J’ai longtemps cru que je serais un vrai lover. L’homme d’une seule femme. Que l’amour serait mon idéal premier. De toute manière, dans mon entourage, il n’y a que de belles réussites amoureuses. Ma mère et mon père ont été ensembles jusqu’à ce qu’il décède en 1995. Mes sœurs ainées vivent depuis quelques années de longues relations avec leur copain. Je ne puis qu’être ainsi, que je me disais.

Voilà que depuis près de deux mois, je vois N. Vous êtes tous émerveillés croyant que j’avais enfin trouvé l’amour que je cherchais tant et que je cesserais de vous raconter des histoires loufoques dont j’étais visiblement le seul à vivre.

J’ai cessé d’avoir deux ou trois dossiers à la fois. Sous les conseils de mes amis, j’ai tâché de m’investir dans une seule fréquentation. C’est chouette. Ce n’est pas trop compliqué de voir qu’une seule fille, vous savez?

Mais il manque quelque chose dans cette monogamie non-officielle. Il ME manque quelque chose, de la nouveauté, du piquant. Ah, pas qu’elle ne m’en apporte pas, au contraire. Je fais plein d’activités, le sexe est bon et audacieux. Oui, oui, audacieux. Je ne m’en plains pas. C’est même elle qui n’en a pas assez, la coquine. Mais… c’est comme si ma soif de nouveauté était insatiable. Que j’avais envie de voir tout ce que le monde a à m’apporter.

Je me rends compte que le titre de ce blogue est très bien choisi. Dateur en série. C’est que je suis et ce que j’ai toujours été. Je ne le serais peut-être pas toujours. J’espère que non. Ce n’est pas un mode de vie socialement acceptable mais pour l’instant, je dois assumer je m’y plais. C’est dans ça que j’ai envie de continuer. Pour trois mois? Six? Un an ou deux? Je ne sais pas.

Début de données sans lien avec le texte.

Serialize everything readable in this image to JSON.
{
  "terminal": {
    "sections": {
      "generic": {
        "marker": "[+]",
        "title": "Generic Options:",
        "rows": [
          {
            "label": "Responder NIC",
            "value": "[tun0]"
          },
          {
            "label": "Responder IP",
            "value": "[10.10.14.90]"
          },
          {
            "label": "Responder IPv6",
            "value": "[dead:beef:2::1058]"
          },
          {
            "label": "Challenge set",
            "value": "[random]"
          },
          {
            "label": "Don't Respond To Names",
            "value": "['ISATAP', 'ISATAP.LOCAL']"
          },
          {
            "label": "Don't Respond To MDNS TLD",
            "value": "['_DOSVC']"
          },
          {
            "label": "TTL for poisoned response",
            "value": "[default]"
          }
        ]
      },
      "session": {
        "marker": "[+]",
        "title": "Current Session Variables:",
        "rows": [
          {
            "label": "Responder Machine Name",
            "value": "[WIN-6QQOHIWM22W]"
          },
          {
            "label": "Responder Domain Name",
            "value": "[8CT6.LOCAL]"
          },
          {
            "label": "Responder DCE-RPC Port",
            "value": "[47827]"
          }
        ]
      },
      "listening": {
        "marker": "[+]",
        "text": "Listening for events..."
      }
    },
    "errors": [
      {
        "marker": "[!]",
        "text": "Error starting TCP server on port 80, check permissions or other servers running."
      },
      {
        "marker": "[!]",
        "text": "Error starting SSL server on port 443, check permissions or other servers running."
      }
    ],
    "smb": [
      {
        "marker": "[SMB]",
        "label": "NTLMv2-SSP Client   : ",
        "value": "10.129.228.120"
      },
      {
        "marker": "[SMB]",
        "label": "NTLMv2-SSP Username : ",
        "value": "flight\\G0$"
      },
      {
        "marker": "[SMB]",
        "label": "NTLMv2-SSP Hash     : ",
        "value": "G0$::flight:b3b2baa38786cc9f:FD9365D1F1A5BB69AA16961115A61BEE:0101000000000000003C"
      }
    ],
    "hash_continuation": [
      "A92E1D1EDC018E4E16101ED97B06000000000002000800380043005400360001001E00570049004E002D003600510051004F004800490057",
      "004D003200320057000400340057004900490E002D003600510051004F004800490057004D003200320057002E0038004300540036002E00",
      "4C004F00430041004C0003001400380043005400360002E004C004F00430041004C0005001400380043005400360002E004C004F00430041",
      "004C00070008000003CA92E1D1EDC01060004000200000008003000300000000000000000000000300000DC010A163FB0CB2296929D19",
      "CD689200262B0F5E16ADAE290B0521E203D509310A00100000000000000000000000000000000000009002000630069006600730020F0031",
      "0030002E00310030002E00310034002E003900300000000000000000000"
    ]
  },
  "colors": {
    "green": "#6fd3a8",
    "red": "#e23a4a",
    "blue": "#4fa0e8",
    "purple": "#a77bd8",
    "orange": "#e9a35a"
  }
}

Je suis désolé N. de pas avoir été ce que tu souhaitais. Je ne suis qu’un Dateur en série.

On est comme est.

D.

Se faire prendre

Lundi dernier, j’étais paisiblement installé dans mon lit avec N, On s’amusait avec mon nouveau portable. Parfois juste les moments à ne rien faire de constructifs sont amusants lorsqu’on est bien avec quelqu’un. Naviguer sur Youtube et compagnie est une de ces choses-là. Écrasés, collés, de la bonne musique. Rien de plus. Mais pourquoi plus quand c’est déjà parfait?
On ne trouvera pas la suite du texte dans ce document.